What these six companies will actually do under the empanelment spans a wide range of work. The categories include AI model development and customisation, implementation of AI systems within existing government workflows, advisory and consulting on AI strategy, capacity building and training for civil servants, and project execution for new AI-driven initiatives. The framework is designed to be modular, meaning a ministry can pick the vendor and the scope appropriate to its specific need, rather than committing to a single large contract with a single vendor for everything at once. That flexibility is one of the empanelment’s more practical design features. It acknowledges that AI adoption in the public sector will not happen through a single master project. It will happen department by department, use case by use case, which means the procurement architecture needs to be able to move at that pace.

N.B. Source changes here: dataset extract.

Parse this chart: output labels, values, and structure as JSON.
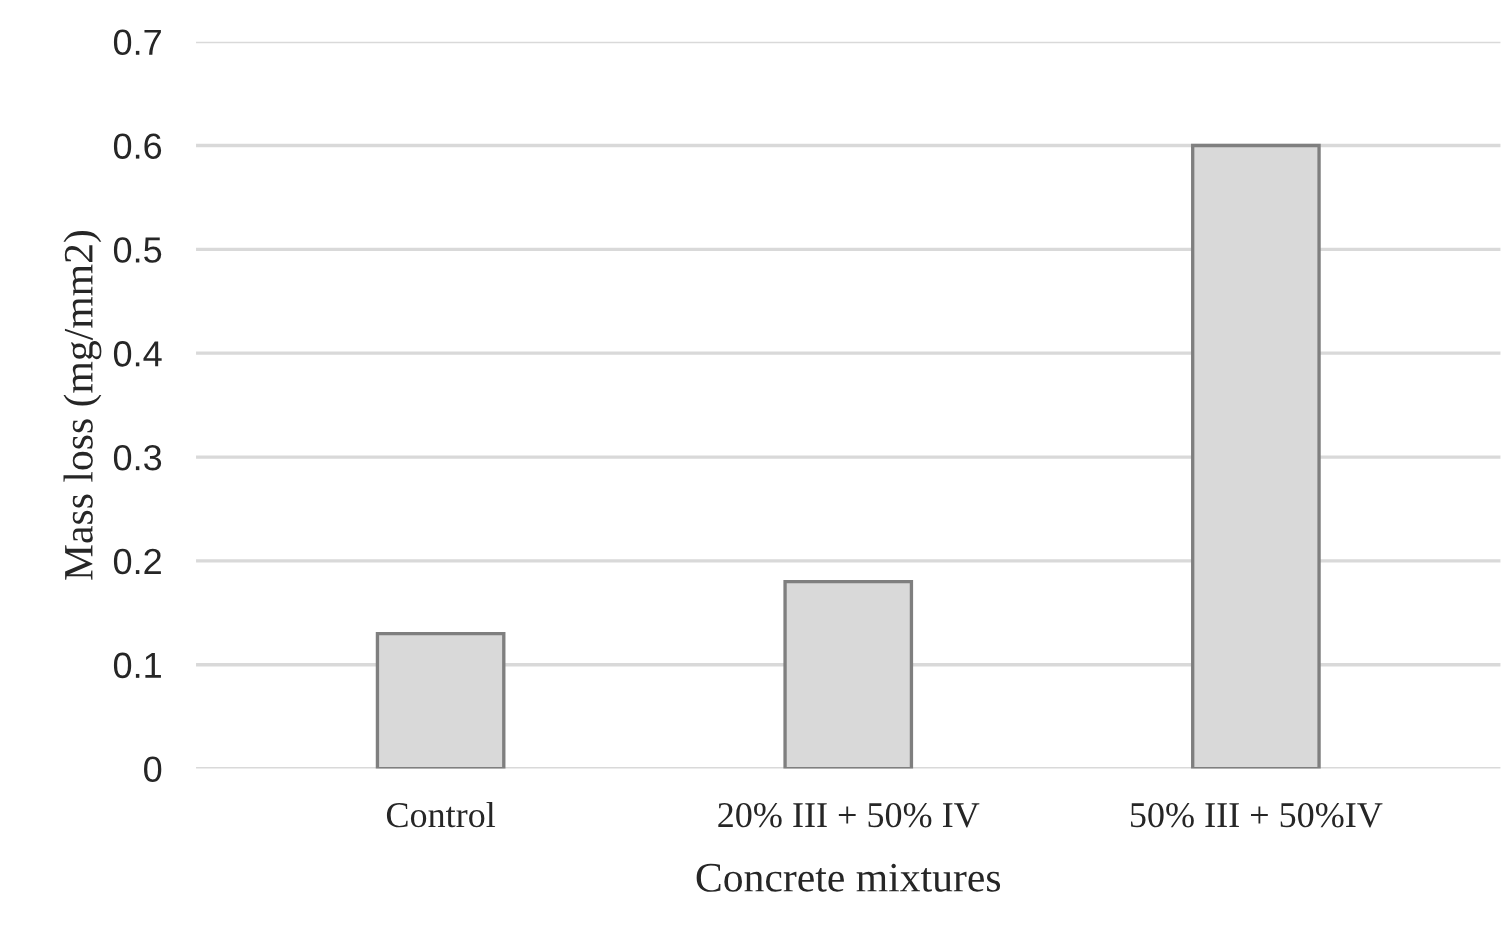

The numbers that sit behind the government’s urgency here are significant. The global AI in government market was valued at $22.41 billion in 2024 and is forecast to reach $98.13 billion by 2033, growing at a compound annual rate of nearly 18%. In India specifically, 47% of Indian enterprises reported several generative AI use cases live in 2025, with another 23% in pilot stages. Digital payment fraud alone, one of the most urgent governance problems the country faces, has grown nearly 40 times in value over four years. Government AI is not an aspiration. It is an operational necessity.
The honest question, and it is the one that empanelments alone cannot answer, is whether the procurement reform will translate into real delivery. India has announced AI ambitions before. The difference this time is that the six companies on this panel are not being asked to present ideas. They are being handed a cleared path to implement them inside actual ministries, with pre-agreed terms that remove the biggest single obstacle to AI adoption in Indian governance, the time and cost of procurement itself. Whether the departments that now have access to this panel are ready to use it with the clarity of purpose that delivery requires is an internal question that no vendor list can resolve. The bottleneck in Indian government AI has rarely been the absence of capable companies. It has been the absence of clear problem statements, clean data, and the institutional will to see a project through from pilot to production. Six very different companies are now on standby. The test is what the government asks them to build.